Solving Large Sequential Games with the Excessive Gap Technique

Christian Kroer, Gabriele Farina, Tuomas Sandholm

Neural Information Processing Systems

There has been tremendous recent progress on equilibrium-finding algorithms for zero-sum imperfect-information extensive-form games, but there has been a puzzling gap between theory and practice. First-order methods have significantly better theoretical convergence rates than any counterfactual-regret minimization (CFR) variant. Despite this, CFR variants have been favored in practice. Experiments with first-order methods have only been conducted on small-and medium-sized games because those methods are complicated to implement in this setting, and because CFR variants have been enhanced extensively for over a decade they perform well in practice.

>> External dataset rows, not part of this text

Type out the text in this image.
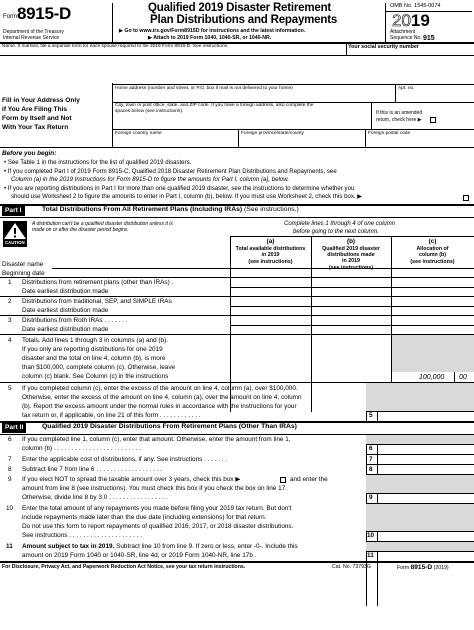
Form 8915-D
Department of the Treasury
Internal Revenue Service
Qualified 2019 Disaster Retirement
Plan Distributions and Repayments
▶ Go to www.irs.gov/Form8915D for instructions and the latest information.
▶ Attach to 2019 Form 1040, 1040-SR, or 1040-NR.
OMB No. 1545-0074
2019
Attachment
Sequence No. 915
Name. If married, file a separate form for each spouse required to file 2019 Form 8915-D. See instructions.	Your social security number
Fill in Your Address Only
if You Are Filing This
Form by Itself and Not
With Your Tax Return
Home address (number and street, or P.O. box if mail is not delivered to your home)	Apt. no.
City, town or post office, state, and ZIP code. If you have a foreign address, also complete the
spaces below (see instructions).	If this is an amended
return, check here ▶
Foreign country name	Foreign province/state/county	Foreign postal code
Before you begin:
• See Table 1 in the instructions for the list of qualified 2019 disasters.
• If you completed Part I of 2019 Form 8915-C, Qualified 2018 Disaster Retirement Plan Distributions and Repayments, see
Column (a) in the 2019 Instructions for Form 8915-D to figure the amounts for Part I, column (a), below.
• If you are reporting distributions in Part I for more than one qualified 2019 disaster, see the instructions to determine whether you
should use Worksheet 2 to figure the amounts to enter in Part I, column (b), below. If you must use Worksheet 2, check this box. ▶
Part I	Total Distributions From All Retirement Plans (Including IRAs) (See instructions.)
CAUTION
A distribution can't be a qualified disaster distribution unless it is
made on or after the disaster period begins.
Complete lines 1 through 4 of one column
before going to the next column.
(a)
Total available distributions
in 2019
(see instructions)
(b)
Qualified 2019 disaster
distributions made
in 2019
(see instructions)
(c)
Allocation of
column (b)
(see instructions)
Disaster name
Beginning date
1 Distributions from retirement plans (other than IRAs) .
Date earliest distribution made
2 Distributions from traditional, SEP, and SIMPLE IRAs
Date earliest distribution made
3 Distributions from Roth IRAs . . . . . . .
Date earliest distribution made
4 Totals. Add lines 1 through 3 in columns (a) and (b).
If you only are reporting distributions for one 2019
disaster and the total on line 4, column (b), is more
than $100,000, complete column (c). Otherwise, leave
column (c) blank. See Column (c) in the instructions	100,000 00
5 If you completed column (c), enter the excess of the amount on line 4, column (a), over $100,000.
Otherwise, enter the excess of the amount on line 4, column (a), over the amount on line 4, column
(b). Report the excess amount under the normal rules in accordance with the instructions for your
tax return or, if applicable, on line 21 of this form . . . . . . . . . . . .	5
Part II	Qualified 2019 Disaster Distributions From Retirement Plans (Other Than IRAs)
6 If you completed line 1, column (c), enter that amount. Otherwise, enter the amount from line 1,
column (b) . . . . . . . . . . . . . . . . . . . . . . . . .	6
7 Enter the applicable cost of distributions, if any. See instructions . . . . . . .	7
8 Subtract line 7 from line 6 . . . . . . . . . . . . . . . . . . .	8
9 If you elect NOT to spread the taxable amount over 3 years, check this box ▶	and enter the
amount from line 8 (see instructions). You must check this box if you check the box on line 17.
Otherwise, divide line 8 by 3.0 . . . . . . . . . . . . . . . . .	9
10 Enter the total amount of any repayments you made before filing your 2019 tax return. But don't
include repayments made later than the due date (including extensions) for that return.
Do not use this form to report repayments of qualified 2016, 2017, or 2018 disaster distributions.
See instructions . . . . . . . . . . . . . . . . . . . . .	10
11 Amount subject to tax in 2019. Subtract line 10 from line 9. If zero or less, enter -0-. Include this
amount on 2019 Form 1040 or 1040-SR, line 4d; or 2019 Form 1040-NR, line 17b .	11
For Disclosure, Privacy Act, and Paperwork Reduction Act Notice, see your tax return instructions.	Cat. No. 73793G	Form 8915-D (2019)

In this paper we show that a particular first-order method, a state-ofthe-art variant of the excessive gap technique--instantiated with the dilated entropy distance function--can efficiently solve large real-world problems competitively with CFR and its variants. We show this on large endgames encountered by the Libratus poker AI, which recently beat top human poker specialist professionals at no-limit Texas hold'em. We show experimental results on our variant of the excessive gap technique as well as a prior version. We introduce a numerically friendly implementation of the smoothed best response computation associated with first-order methods for extensive-form game solving.